A tecnologia bicombustível deu novo impulso ao álcool. Em seu 4º dia, a série de reportagens O novo ciclo da cana mostra que os carros movidos a gasolina e álcool já são maioria no mercado. O maior consumo, no entanto, elevou o preço do combustível, reduzindo sua competitividade. Os textos são de Angela Fernanda Belfort.
O Brasil desenvolveu a tecnologia dos carros bicombustível, é um dos maiores produtores de etanol do mundo, mas tem algo que pode impedir o consumidor de usufruir dessa posição privilegiada: o preço do álcool hidratado. Nos últimos seis anos, o litro do combustível teve um reajuste de mais de 100%. O preço médio do litro do álcool para o consumidor era de R$ 0,98 em 2000 – segundo números da pesquisa do Índice de Preços ao Consumidor (IPC) da Fundação Joaquim Nabuco. Ontem, custava R$ 1,99 na maioria dos postos do Grande Recife.

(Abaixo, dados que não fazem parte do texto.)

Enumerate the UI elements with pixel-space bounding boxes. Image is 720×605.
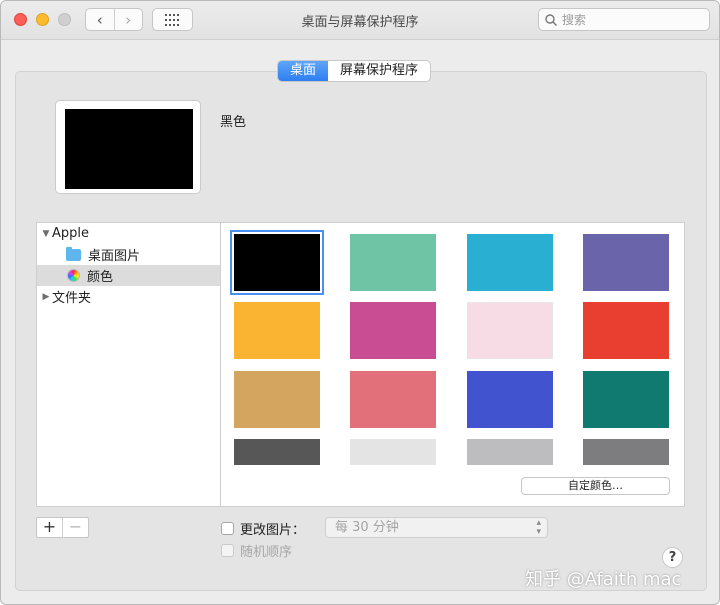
- color-swatch[interactable]: [234, 302, 320, 359]
- folder-icon: [66, 246, 81, 261]
- disclosure-expanded-icon[interactable]: ▼: [40, 229, 52, 239]
- tab-screen-saver[interactable]: 屏幕保护程序: [328, 61, 430, 81]
- sidebar-item-label: Apple: [52, 226, 90, 241]
- disclosure-collapsed-icon[interactable]: ▶: [40, 292, 52, 302]
- color-swatch[interactable]: [467, 439, 553, 465]
- color-swatch[interactable]: [467, 234, 553, 291]
- add-remove-control: + −: [36, 517, 89, 538]
- search-icon: [545, 13, 557, 26]
- color-swatch[interactable]: [583, 302, 669, 359]
- color-swatch[interactable]: [583, 371, 669, 428]
- color-swatch[interactable]: [467, 371, 553, 428]
- color-swatch[interactable]: [234, 439, 320, 465]
- sidebar-item-colors[interactable]: 颜色: [37, 265, 220, 286]
- color-swatch[interactable]: [230, 230, 324, 295]
- color-swatch[interactable]: [350, 234, 436, 291]
- sidebar-item-label: 桌面图片: [88, 249, 141, 264]
- source-list: ▼ Apple 桌面图片 颜色 ▶ 文件夹: [36, 222, 221, 507]
- search-placeholder: 搜索: [562, 13, 587, 27]
- desktop-preview-image: [65, 109, 193, 189]
- updown-chevron-icon: ▴ ▾: [536, 518, 541, 537]
- tab-bar: 桌面 屏幕保护程序: [277, 60, 432, 82]
- custom-color-button[interactable]: 自定颜色…: [521, 477, 670, 495]
- change-interval-value: 每 30 分钟: [335, 520, 399, 535]
- random-order-checkbox[interactable]: [221, 544, 234, 557]
- change-picture-checkbox[interactable]: [221, 522, 234, 535]
- change-interval-popup[interactable]: 每 30 分钟 ▴ ▾: [325, 517, 548, 538]
- search-field[interactable]: 搜索: [538, 8, 710, 31]
- tab-desktop[interactable]: 桌面: [278, 61, 329, 81]
- sidebar-item-folders[interactable]: ▶ 文件夹: [37, 286, 220, 307]
- change-picture-label: 更改图片：: [240, 523, 306, 538]
- desktop-preview: [55, 100, 201, 194]
- color-swatch-grid: [221, 222, 685, 507]
- color-swatch[interactable]: [583, 234, 669, 291]
- sidebar-item-label: 文件夹: [52, 291, 92, 306]
- sidebar-item-apple[interactable]: ▼ Apple: [37, 223, 220, 244]
- color-swatch[interactable]: [583, 439, 669, 465]
- title-bar: ‹ › 桌面与屏幕保护程序 搜索: [1, 1, 719, 40]
- add-folder-button[interactable]: +: [37, 518, 62, 537]
- watermark: 知乎 @Afaith mac: [525, 569, 682, 590]
- color-swatch[interactable]: [234, 371, 320, 428]
- sidebar-item-label: 颜色: [87, 270, 114, 285]
- color-swatch[interactable]: [467, 302, 553, 359]
- remove-folder-button[interactable]: −: [62, 518, 88, 537]
- current-color-name: 黑色: [220, 115, 247, 130]
- color-swatch[interactable]: [350, 371, 436, 428]
- color-wheel-icon: [67, 269, 80, 282]
- sidebar-item-desktop-pictures[interactable]: 桌面图片: [37, 244, 220, 265]
- color-swatch[interactable]: [350, 439, 436, 465]
- preferences-window: ‹ › 桌面与屏幕保护程序 搜索 桌面 屏幕保护程序 黑色 ▼ Apple 桌面…: [0, 0, 720, 605]
- random-order-label: 随机顺序: [240, 545, 293, 560]
- color-swatch[interactable]: [350, 302, 436, 359]
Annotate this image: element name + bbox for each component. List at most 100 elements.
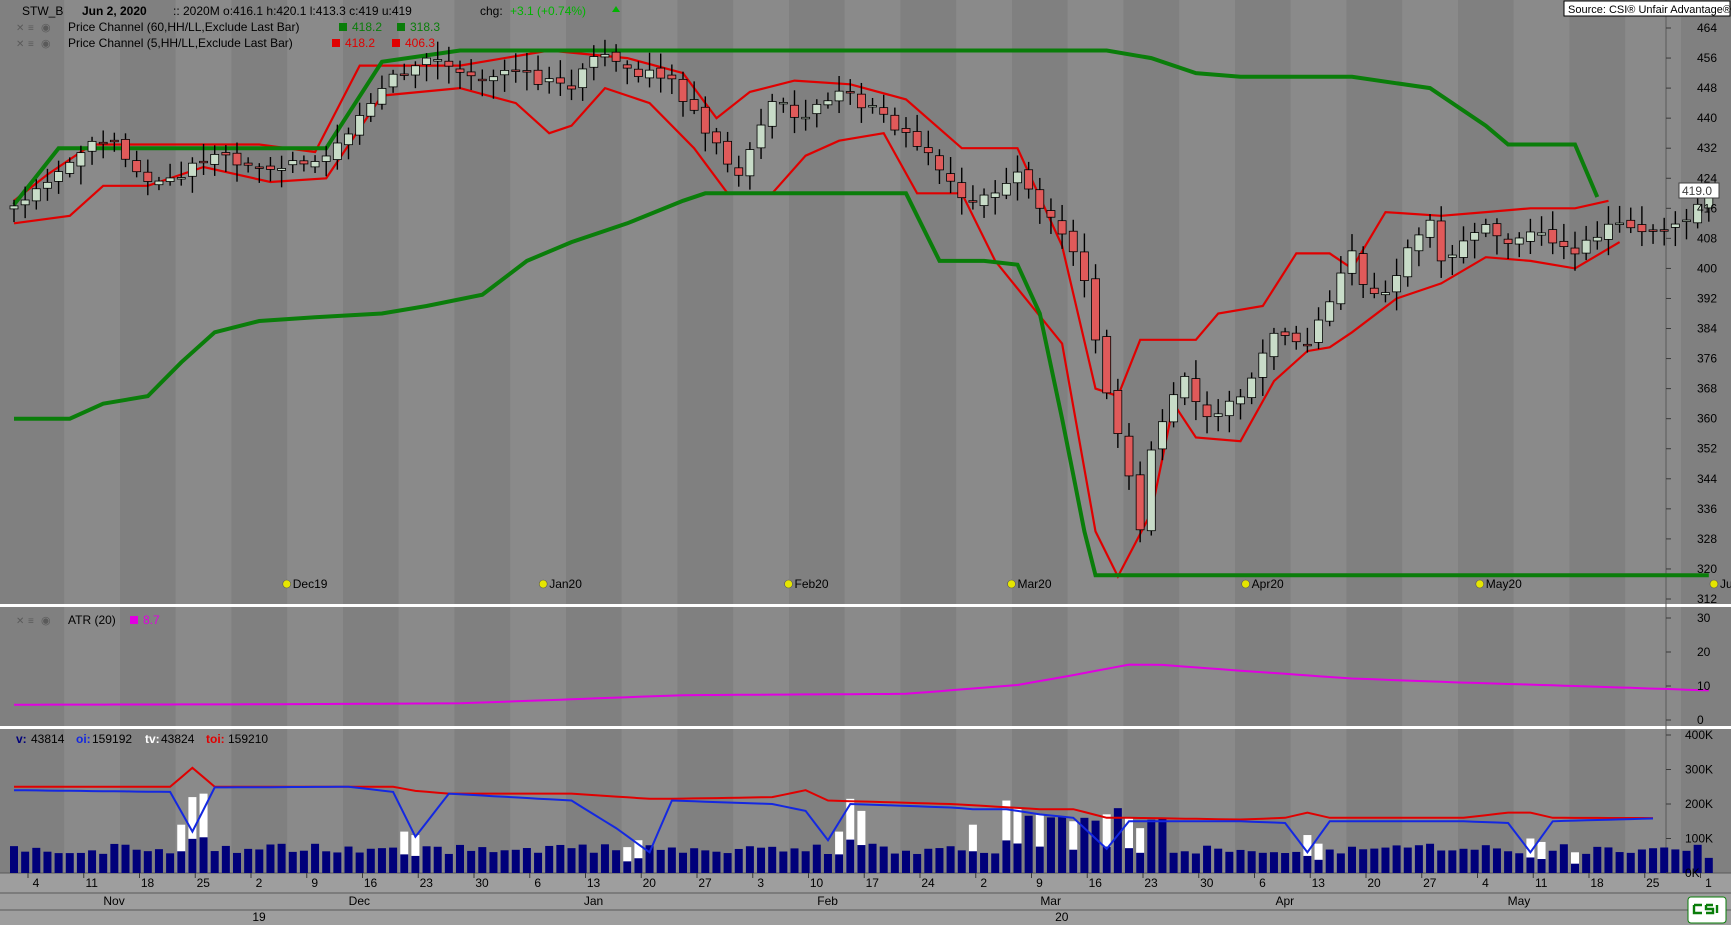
day-tick-label: 16 bbox=[1089, 876, 1103, 890]
volume-bar bbox=[1147, 819, 1156, 873]
candle-up bbox=[1180, 376, 1190, 399]
candle-up bbox=[1425, 219, 1435, 238]
candle-up bbox=[176, 177, 186, 180]
candle-down bbox=[634, 68, 643, 77]
candle-down bbox=[912, 131, 922, 147]
month-marker-dot bbox=[1241, 579, 1250, 589]
eye-icon[interactable]: ◉ bbox=[41, 615, 51, 627]
symbol-label[interactable]: STW_B bbox=[22, 4, 63, 18]
volume-bar bbox=[679, 852, 687, 873]
candle-down bbox=[555, 77, 565, 84]
day-tick-label: 2 bbox=[980, 876, 987, 890]
candle-up bbox=[801, 116, 811, 120]
volume-bar bbox=[623, 861, 632, 873]
volume-bar bbox=[1125, 848, 1133, 873]
candle-down bbox=[199, 160, 208, 164]
volume-bar bbox=[1225, 851, 1234, 873]
candle-up bbox=[210, 154, 220, 165]
ohlc-readout: :: 2020M o:416.1 h:420.1 l:413.3 c:419 u… bbox=[173, 4, 412, 18]
volume-bar bbox=[1002, 840, 1011, 873]
candle-up bbox=[1670, 223, 1680, 228]
legend-swatch bbox=[332, 39, 340, 47]
day-tick-label: 20 bbox=[1367, 876, 1381, 890]
candle-up bbox=[589, 56, 599, 68]
volume-bar bbox=[634, 858, 643, 873]
day-tick-label: 20 bbox=[643, 876, 657, 890]
eye-icon[interactable]: ◉ bbox=[41, 38, 51, 50]
month-marker-label: Feb20 bbox=[795, 577, 829, 591]
volume-bar bbox=[1437, 850, 1446, 873]
candle-up bbox=[1592, 236, 1602, 242]
volume-bar bbox=[1336, 853, 1345, 873]
legend-label: Price Channel (60,HH/LL,Exclude Last Bar… bbox=[68, 20, 299, 34]
volume-bar bbox=[1136, 852, 1145, 873]
close-icon[interactable]: ✕ bbox=[16, 23, 24, 34]
day-tick-label: 1 bbox=[1705, 876, 1712, 890]
volume-bar bbox=[879, 846, 888, 873]
volume-bar bbox=[433, 846, 442, 873]
volume-bar bbox=[779, 851, 788, 873]
year-tick-label: 20 bbox=[1055, 910, 1069, 924]
volume-bar bbox=[32, 847, 41, 873]
candle-down bbox=[901, 128, 911, 133]
week-stripe bbox=[287, 0, 343, 873]
legend-row-channel60[interactable]: ✕ ≡ ◉ Price Channel (60,HH/LL,Exclude La… bbox=[16, 20, 440, 34]
candle-up bbox=[868, 105, 877, 108]
last-price-tag: 419.0 bbox=[1678, 182, 1720, 199]
volume-bar bbox=[556, 844, 565, 873]
volume-tick-label: 100K bbox=[1685, 832, 1713, 846]
month-marker-label: May20 bbox=[1486, 577, 1522, 591]
menu-icon[interactable]: ≡ bbox=[28, 39, 34, 50]
candle-up bbox=[9, 205, 19, 210]
day-tick-label: 17 bbox=[866, 876, 880, 890]
volume-bar bbox=[288, 851, 297, 873]
candle-down bbox=[890, 114, 900, 131]
candle-up bbox=[65, 161, 75, 174]
volume-bar bbox=[489, 852, 498, 873]
candle-up bbox=[1414, 234, 1424, 252]
close-icon[interactable]: ✕ bbox=[16, 39, 24, 50]
candle-down bbox=[1124, 435, 1134, 477]
day-tick-label: 3 bbox=[757, 876, 764, 890]
candle-up bbox=[1314, 319, 1323, 343]
legend-row-channel5[interactable]: ✕ ≡ ◉ Price Channel (5,HH/LL,Exclude Las… bbox=[16, 36, 435, 50]
candle-up bbox=[31, 188, 41, 202]
close-icon[interactable]: ✕ bbox=[16, 616, 24, 627]
volume-bar bbox=[578, 844, 587, 873]
volume-bar bbox=[389, 847, 398, 873]
panel-separator-volume[interactable] bbox=[0, 726, 1731, 729]
month-marker-dot bbox=[1007, 579, 1016, 589]
candle-up bbox=[154, 180, 164, 186]
volume-bar bbox=[1537, 859, 1546, 873]
candle-down bbox=[879, 107, 889, 115]
price-chart[interactable]: Dec19Jan20Feb20Mar20Apr20May20Jun20 3123… bbox=[0, 0, 1731, 925]
menu-icon[interactable]: ≡ bbox=[28, 23, 34, 34]
eye-icon[interactable]: ◉ bbox=[41, 22, 51, 34]
candle-up bbox=[489, 76, 498, 82]
volume-bar bbox=[344, 846, 353, 873]
volume-bar bbox=[400, 854, 409, 873]
candle-up bbox=[422, 57, 431, 65]
candle-down bbox=[1135, 474, 1145, 531]
atr-tick-label: 20 bbox=[1697, 645, 1711, 659]
atr-label: ATR (20) bbox=[68, 613, 116, 627]
candle-up bbox=[1581, 239, 1591, 254]
candle-up bbox=[1615, 222, 1624, 225]
candle-down bbox=[254, 166, 264, 169]
panel-separator-atr[interactable] bbox=[0, 604, 1731, 607]
volume-bar bbox=[656, 849, 665, 873]
candle-up bbox=[54, 171, 63, 182]
volume-bar bbox=[913, 853, 922, 873]
day-tick-label: 18 bbox=[141, 876, 155, 890]
volume-bar bbox=[534, 852, 543, 873]
candle-up bbox=[1537, 232, 1546, 236]
change-label: chg: bbox=[480, 4, 503, 18]
volume-bar bbox=[1593, 846, 1602, 873]
menu-icon[interactable]: ≡ bbox=[28, 616, 34, 627]
price-tick-label: 432 bbox=[1697, 141, 1717, 155]
candle-up bbox=[1392, 275, 1401, 293]
volume-bar bbox=[10, 846, 18, 873]
week-stripe bbox=[621, 0, 678, 873]
week-stripe bbox=[398, 0, 455, 873]
candle-up bbox=[288, 160, 298, 166]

Especialistas afirmam que o proprietário de um carro bicombustível só deveria consumir o álcool quando o seu preço corresponde, no máximo, a 70% do valor do litro da gasolina. Essa última apresenta uma performance melhor e resulta em mais quilômetros rodados por litro, proporcionalmente.
O preço do álcool vai se manter em alta por um período entre cinco e dez anos, segundo três economistas entrevistados pelo Jornal do Commercio. Os fatores que contribuem para isso são os aumentos nos preços do petróleo e do açúcar, e a expansão da procura pelo álcool combustível no mercado mundial. Os preços dos dois primeiros também estão relacionados ao preço do álcool no cenário mundial.
“O cenário internacional traz vários fatores que têm segurado o preço do álcool, como a adição à gasolina que está ocorrendo em vários países e a redução da produção de açúcar na União Européia”, cita o professor do Departamento de Economia da Universidade Federal de Pernambuco (UFPE), o economista Ricardo Chaves. A adição do álcool na gasolina aumenta o consumo deste combustível, já a alta do açúcar ocorre, entre outras coisas, porque o mundo consome mais açúcar do que produz há quatro anos (não há desabastecimento porque muitos países têm reservas).
Chaves diz que o preço do álcool só vai cair se a produção do combustível crescer muito mais do que a demanda. Já para o professor de Finanças da UFPE, Pierre Lucena, além das variáveis do cenário internacional também contribui para a alta do preço do álcool o fato de que os produtores e os vendedores do produto são organizados e atuam para que esse preço se mantenha estável.
O presidente do Sindicato da Indústria do Açúcar e do Álcool de Pernambuco (Sindaçúcar), Renato Cunha, afirma que os produtores nordestinos receberam, no mês passado, R$ 1,05 pelo litro do álcool hidratado vendido às distribuidoras e que esse valor inclui o Imposto sobre Circulação de Mercadorias e Serviços (ICMS) e o PIS/Cofins. “Se o litro está sendo vendido por R$ 1,99 para o consumidor, tem algo aí que não é provocado pelo produtor”, defende.
Com o preço do açúcar está em alta este ano, os produtores do Centro-Sul – que dominam 90% da fabricação de álcool no País – vão destinar 50,5% da sua matéria-prima para fabricar açúcar e 49,5% para produzir o álcool, segundo informações da União da Agroindústria Canavieira de São Paulo (Unica). Na safra passada, os produtores do Centro-Sul destinaram 48,5% da sua produção para o açúcar e 51,5% para o álcool.
Os números indicam que vai se fabricar, proporcionalmente, menos álcool no País nesta safra, quando ainda está na memória recente dos consumidores a alta do preço do produto que ocorreu em fevereiro último, quando se chegou a falar até em desabastecimento. Na época, o governo federal chegou a reduzir de 25% para 20% a quantidade de álcool adicionado à gasolina, como forma de diminuir o mercado deste combustível e baixar o preço.
Também neste mesmo período, o presidente Luiz Inácio Lula da Silva chegou a se reunir com empresários do setor pedindo para que eles baixassem o preço do álcool, o que não ocorreu até hoje.
“Não existe mais risco de faltar álcool no País e há um cenário de certa consciência de que temos um produto que pode substituir a gasolina”, diz o diretor técnico da Unica, Antonio de Pádua Rodrigues. Ele argumenta também que se o produtor quiser, o mercado interno vai ter que manter um preço que seja “confortável” para o usineiro e também para o consumidor.